Era el empujoncito que necesitaba para contrarrestar el envite que lo había arrojado a lo más profundo del lago. Y la paja del recuerdo comenzó a crujir en las llamas de su mirada de mujer mientras con un “Tranquilo, estoy aquí para salvarte” le tendía su mano y le amparaba de aquellas aguas turbias que tanto tiempo habían estado encharcando sus pulmones. La angelical princesa había bajado de su torre para mezclarse con el resto de los mortales, y le había elegido a él… (Si, yo también me pregunto lo mismo).
Y nunca antes las mentiras habían sido maravillosas ni los sueños habían volado tan alto.
Detesto tus palabras presuntuosas que en un tiempo pasado tenían futuro, las que ahora han sido envenenadas por una cursilería estridente. Me repugna tu monotonía, tus expresiones y tus moralejas ahogadas en el mismo vino en el que chapotea tu dicción, carcomidas por ese alcohol destilado de petulancia que va deshidratando poco a poco tus ideas. Odio por lo tanto tus intenciones y la fanfarronería con la que te jactas de tu propia insignificancia, que al fin y al cabo son las mismas.
Puedes restituir el abrasado plumín de tu estilográfica o canjearlo por un pintauñas y unos zapatos.
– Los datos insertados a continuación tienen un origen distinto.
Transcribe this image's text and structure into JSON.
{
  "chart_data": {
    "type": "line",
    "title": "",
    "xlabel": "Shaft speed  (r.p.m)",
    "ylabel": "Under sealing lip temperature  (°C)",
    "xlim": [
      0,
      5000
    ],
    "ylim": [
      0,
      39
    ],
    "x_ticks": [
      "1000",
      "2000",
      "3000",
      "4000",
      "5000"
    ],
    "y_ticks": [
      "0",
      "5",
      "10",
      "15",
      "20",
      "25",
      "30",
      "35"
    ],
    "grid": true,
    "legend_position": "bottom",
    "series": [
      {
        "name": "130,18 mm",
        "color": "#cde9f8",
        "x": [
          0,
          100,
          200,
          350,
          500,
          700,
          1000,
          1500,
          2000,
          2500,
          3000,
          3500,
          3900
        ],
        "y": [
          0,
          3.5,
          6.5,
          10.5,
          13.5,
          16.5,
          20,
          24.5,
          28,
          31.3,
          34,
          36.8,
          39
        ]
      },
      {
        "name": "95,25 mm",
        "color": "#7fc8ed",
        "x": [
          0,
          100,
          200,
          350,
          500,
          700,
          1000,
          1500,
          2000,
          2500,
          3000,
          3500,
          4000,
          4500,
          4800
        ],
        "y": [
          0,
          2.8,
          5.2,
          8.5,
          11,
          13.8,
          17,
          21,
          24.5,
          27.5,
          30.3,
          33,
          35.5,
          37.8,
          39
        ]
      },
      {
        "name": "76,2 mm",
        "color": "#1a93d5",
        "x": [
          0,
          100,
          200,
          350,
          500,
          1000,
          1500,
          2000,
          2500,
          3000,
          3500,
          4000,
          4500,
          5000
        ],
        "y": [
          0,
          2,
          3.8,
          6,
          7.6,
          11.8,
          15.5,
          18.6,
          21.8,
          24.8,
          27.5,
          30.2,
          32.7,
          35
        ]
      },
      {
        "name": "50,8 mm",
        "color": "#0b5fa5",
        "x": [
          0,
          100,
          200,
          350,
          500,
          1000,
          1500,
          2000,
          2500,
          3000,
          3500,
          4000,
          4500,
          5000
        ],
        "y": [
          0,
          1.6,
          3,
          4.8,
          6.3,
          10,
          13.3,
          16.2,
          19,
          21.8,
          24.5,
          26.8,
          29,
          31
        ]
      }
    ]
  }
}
Te sentará mejor.
Aún continuaba derramando aquella ridiculez que la caracterizaba sobre cualquier cuartilla que se presentase ante su estudio. Aquello debía de ser su toque personal, el sello que no conseguía despegar de su remilgada palabrería.
Tal vez, mejor que el pintauñas y los zapatos, necesitase una goma de borrar.
Y la sensatez invadió sus entrañas sin el más mínimo deje de piedad, asediando todos y cada uno de los recovecos donde se guarecía el rencor que apenas unas semanas atrás había aniquilado a la persona que conocimos y que, “por una cosa o por otra”, lo había transformado en uno de los seres más despreciables de la ciudad.
Aquello no eran ingenuos vocablos escupidos por una de las más agrias plumas, no era fanfarronería lo que desprendía su sutil dicción, era la magia de un plumín con estilo, de unos de esos con gabán a juego y sombrero, “con los calcetines del mismo color que los zapatos”. Fue en ese preciso instante cuando lo comprendió todo: los insultos a la par de los consejos, la seducción de las posdatas, el fino aroma que desprendía su talento, el humo que envolvía su despedida haciendo de él uno de los mejores taumaturgos de las palabras; por que era aquel el modelo que archivaría bajo la cuartilla, el orgullo de compartir la misma sangre.
Aturdido por los duros golpes que le había asestado la semana, el alcohol como acontecimiento y el sexo como ilusión, se dispuso a desfigurar una de las muchas decisiones intrépidas que por aquél entonces coronaban la cima de su excentricismo.
Sus oídos habían sido demacrados por la sutil danza con la que se paseaban las palabras, o por la facilidad con la que se escupían. Su olfato fue noqueado en la primera ronda, derrotado por la necedad que envenenaba el ambiente. Necesitaba flotar sobre la ignorancia que destilaban los mentirosos, que no eran pocos, y huir al bosque donde nadie lo encontrase. Atarse las zapatillas y empezar a correr sin ningún motivo.
Siente como tus garras lo van desinflando, como el néctar de su interior va atravesando sus membranas y clama retirada entre tus dedos. Aprieta los dientes y estrújalo con todas tus fuerzas. Advierte como son tus propias uñas las que van desgarrando poco a poco la palma de tu mano. Olfatea el aroma de la sangre atrapada en tu camisa y experimenta la sedosa sensación que libera el trayecto de una gota tras otra paseando sobre tu piel. Suda y sufre hasta que ya no quede nada más que polvo entre tus dedos, hasta que tu carga más pesada haya sido arrojada al vacío; Suda y sufre hasta que tus lágrimas dejen de brotar del mismo grifo del que manan tus recuerdos.
Por aquel entonces coexistía con el hedor que desprendía la basura que, por una cosa o por otra, había archivado en la carpeta más insondable de su memoria. El detrito destilado por los años y por el rencor no tardó en salir a flote, quizá para mortificar a todos aquellos que le queríamos con el pútrido olor que dejaba entrever su boca a cada palabra repudiada por su necedad. Era tal la fastuosa amalgama de sabores repulsivos que distendía su efluvio que llegó a abrasar nuestras facultades perceptivas de la manera más vil, e incluso, en infinidad de ocasiones, noqueó algunas de las aptitudes silogísticas que habíamos conseguido detentar con los años.